2. I have to endure CFBS (comfortably full bladder syndrome) so that the How Bad Do I Have To Peeradiotherapy is accurately delivered. In the normal scheme of things drinking 250mls of water & not peeing for an hour is not a problem however, it becomes the total focus of my attention every time I walk in to the waiting room. How long is the delay?At what point will I need to empty my bladder & then refill (bearing in mind that you have to go back down the snake & wait for 30 minutes to go up the ladder again!).

If I resist the urge & take a gamble, will I be able to get on & off the bench without wetting myself &  drowning the Radiographers? You get the picture.

fortunately, I was able to use the time wisely & well. I knew I was due to have bloods taken for Review Clinic tomorrow & asked at the desk. One of the receptionist contacted the HAL controllers & came out with my form so I could go along & get that sorted which is great. It meant I didn’t have to faff around after I was seen.

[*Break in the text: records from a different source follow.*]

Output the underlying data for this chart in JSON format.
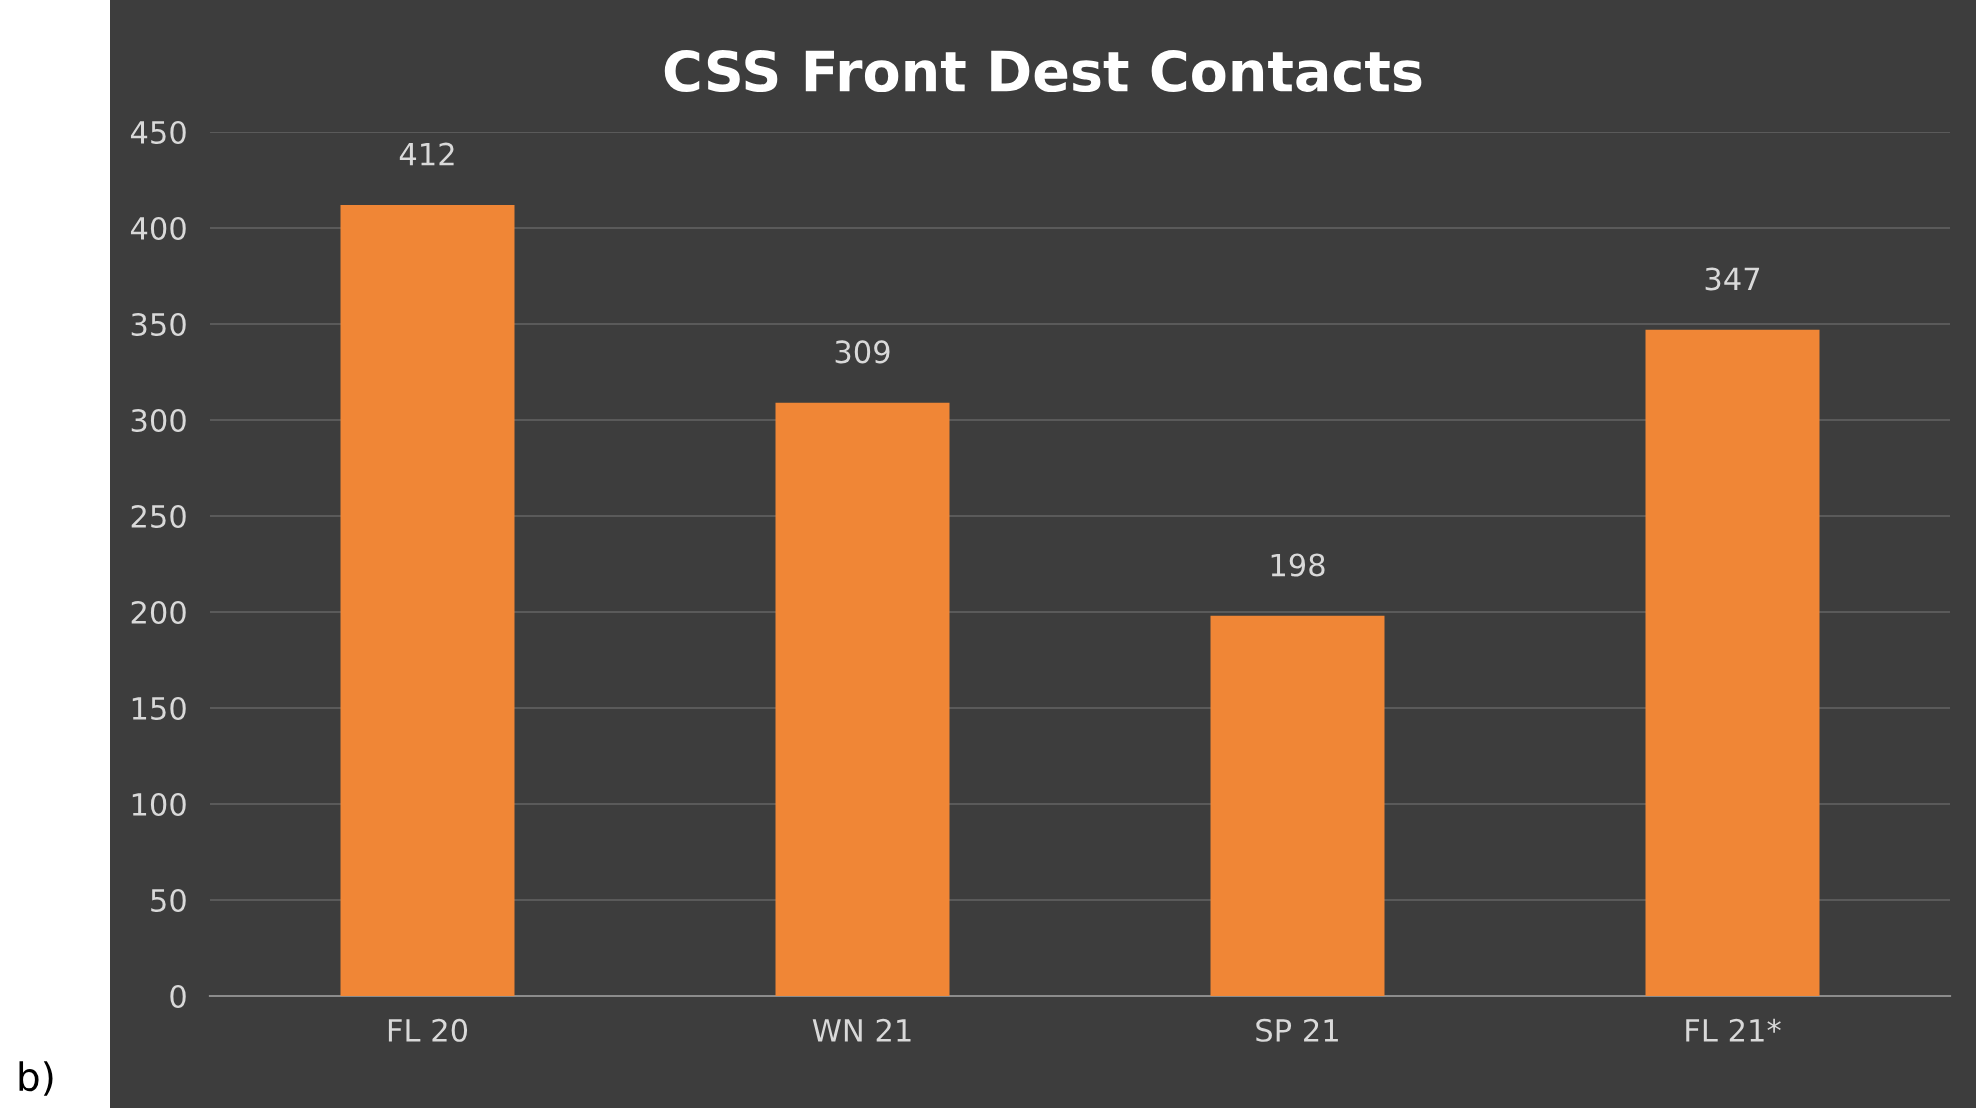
{
  "chart_data": {
    "type": "bar",
    "title": "CSS Front Dest Contacts",
    "categories": [
      "FL 20",
      "WN 21",
      "SP 21",
      "FL 21*"
    ],
    "values": [
      412,
      309,
      198,
      347
    ],
    "color": "#f08636",
    "ylim": [
      0,
      450
    ],
    "yticks": [
      0,
      50,
      100,
      150,
      200,
      250,
      300,
      350,
      400,
      450
    ],
    "grid": "y",
    "data_labels": true,
    "annotations": [
      "b)"
    ]
  }
}
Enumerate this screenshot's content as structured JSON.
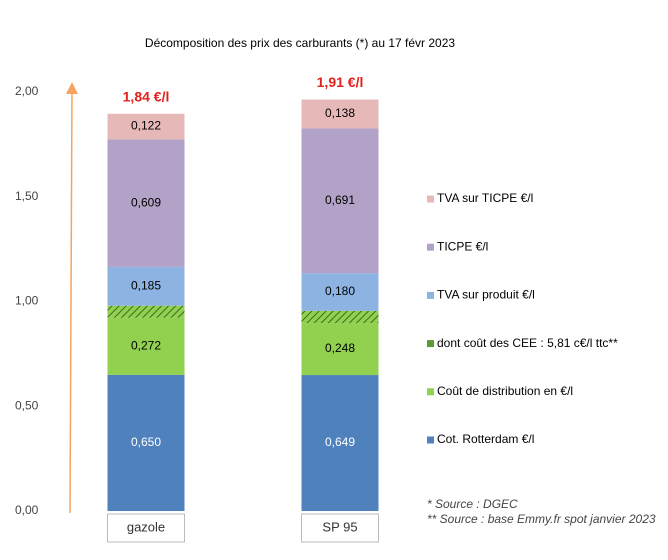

I had a nice chat with a couple of people who come for treatment around the same time as me & bumped into a couple of ambulance crew who I know from my workplace (I’ll come back to the ambulance service in a later #). All of which helped me stave off total bladder detonation.

HAL’S controllers were very apologetic & I really do understand that these things happen & that nobody does it deliberately or to piss people off.

But today (or any other day), I would  really appreciate it if someone  sent me a text message to tell me that treatment was running  late. I could have waited a little longer before leaving home & drinking my therapeutic dose of water. It’s the same for all of us & I feel it more for those who are clearly feeling pretty ropy, who may also have had to travel a long distance to get there.

The thing is, that the Radiotherapy team (including the receptionists) are fab bunch of people & they deliver a good, kind, quality service. These little communication tweaks would just serve to make it even better.